Thanks for your insight.

That’s an interesting point. Sorry, but my background does not include much statistics, so the statistical way of using those terms is new to me. It sounds like this is just a difference between the statistics world and the ML/DL/AI world. I come more from a math background, so a much more specific and minor version of a terminology difference between the ML world and “math world” is that in math log means base 10 and ln means natural log. But in the ML world, the only logarithms are natural logs and log always means natural log.

Hi, @Seongha_Yi!

Intuitively, in Deep Learning, we use the bias to talk about a model that is underfitting the data. You can associate this idea with a linear regression approximation that only uses the bias term (the coefficient that multiplies x^0). When we have an overfitted model, we say it has a high variance to refer to the high orders of the polynomial function that would result from a hard linear regression approximation (ax^{100}+bx^{99}+ \cdots).

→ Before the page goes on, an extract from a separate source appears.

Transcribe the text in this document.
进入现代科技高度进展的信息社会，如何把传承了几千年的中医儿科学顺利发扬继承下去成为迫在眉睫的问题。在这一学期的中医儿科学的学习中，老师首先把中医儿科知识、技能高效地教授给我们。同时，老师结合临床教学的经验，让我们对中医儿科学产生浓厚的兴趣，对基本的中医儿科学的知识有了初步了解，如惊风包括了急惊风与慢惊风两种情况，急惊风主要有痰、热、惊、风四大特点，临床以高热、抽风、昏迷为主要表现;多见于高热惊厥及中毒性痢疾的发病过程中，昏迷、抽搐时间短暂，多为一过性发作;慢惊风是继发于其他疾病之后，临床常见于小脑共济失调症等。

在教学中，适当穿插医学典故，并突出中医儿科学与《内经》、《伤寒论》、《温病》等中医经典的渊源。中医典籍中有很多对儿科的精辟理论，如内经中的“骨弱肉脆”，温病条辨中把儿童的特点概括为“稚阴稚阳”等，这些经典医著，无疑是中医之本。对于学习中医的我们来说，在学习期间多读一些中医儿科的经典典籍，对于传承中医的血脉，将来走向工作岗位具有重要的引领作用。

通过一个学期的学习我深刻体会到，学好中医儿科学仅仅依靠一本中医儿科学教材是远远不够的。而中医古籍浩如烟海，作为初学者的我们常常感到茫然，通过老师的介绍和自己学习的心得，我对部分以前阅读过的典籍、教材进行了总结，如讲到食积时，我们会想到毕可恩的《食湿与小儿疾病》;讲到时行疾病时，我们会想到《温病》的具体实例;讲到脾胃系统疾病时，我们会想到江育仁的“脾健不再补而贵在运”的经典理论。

Oh, that’s interesting. So the terms ‘variance’ and ‘bias’ has to do with the formula rather than the actual concepts.

Thanks for your answer

P. S.

I think I can intuitively understand why the coefficient that multiplies x0 is called bias although there’s no explanation in the course. Since the bias term is a constant that shifts the line up and down, it prevents the model from consistently under or overestimating the population parameters. In other words, the bias terms helps the model deal with bias.

Am I right?

This is the way I came to terms with the concept.

An overfitted model can accurately explain data that are similar to our sample but struggles with data that are different from the sample. In other words, the model’s accuracy varies from data set to data set. Thus, high variance.

On the other hand, an under-fitted model can accurately explain neither our sample nor any other data (i.e., it consistently underestimates or overestimates the result). So this model is biased.

Different fields using different notations for the same concepts is both fascinating and frustrating. For example, I was accustomed to vectors having an arrow over their head in physics. However, in ML, vectors are just symbols, which makes them difficult to tell apart from scalars.

Just a comment for a vector. This is also written in Wikipedia as well.

The ISO recommends either bold italic serif, as in \bf \textit{v} , or non-bold italic serif accented by a right arrow, as in \vec{v}.

It’s not like the bias term helps the model, it’s more of an intuition of the results of a linear regression performed with just a bias term: an underfitting model that does not approximate the data well.

Exactly @Seongha_Yi, you’re right.

In DL, we assume that almost every variable we talk about is a matrix. Even scalars: they are 1x1 matrix.

1 Like

All the explanations were great :+1: Just as a small input, maybe you can think about it this way:
If your model is not complex enough, or as you mentioned can not be generalized given its lack of complexity, it will have a high bias (as expected). However, if you have a very complex model which tries to fit the available data (with all the possible noise and outliers) then you tend to have significant changes in the output even if the changes in the input are not that significant. In other words, your model will have outputs with a high variance given the fact that it was trying to model some aspects of the data which are not domain (or data) related and are merely noise (e.g., measurement error, etc.). I suggest you read the math here and try to extend it to your question regarding ML :slight_smile:
These terms do have something to do with the concepts you have learned before :wink:

That’s very helpful. Thanks

This really deepens my understanding of variance and bias. Glad I got the concepts correctly.

Thank you.

that clarifies things.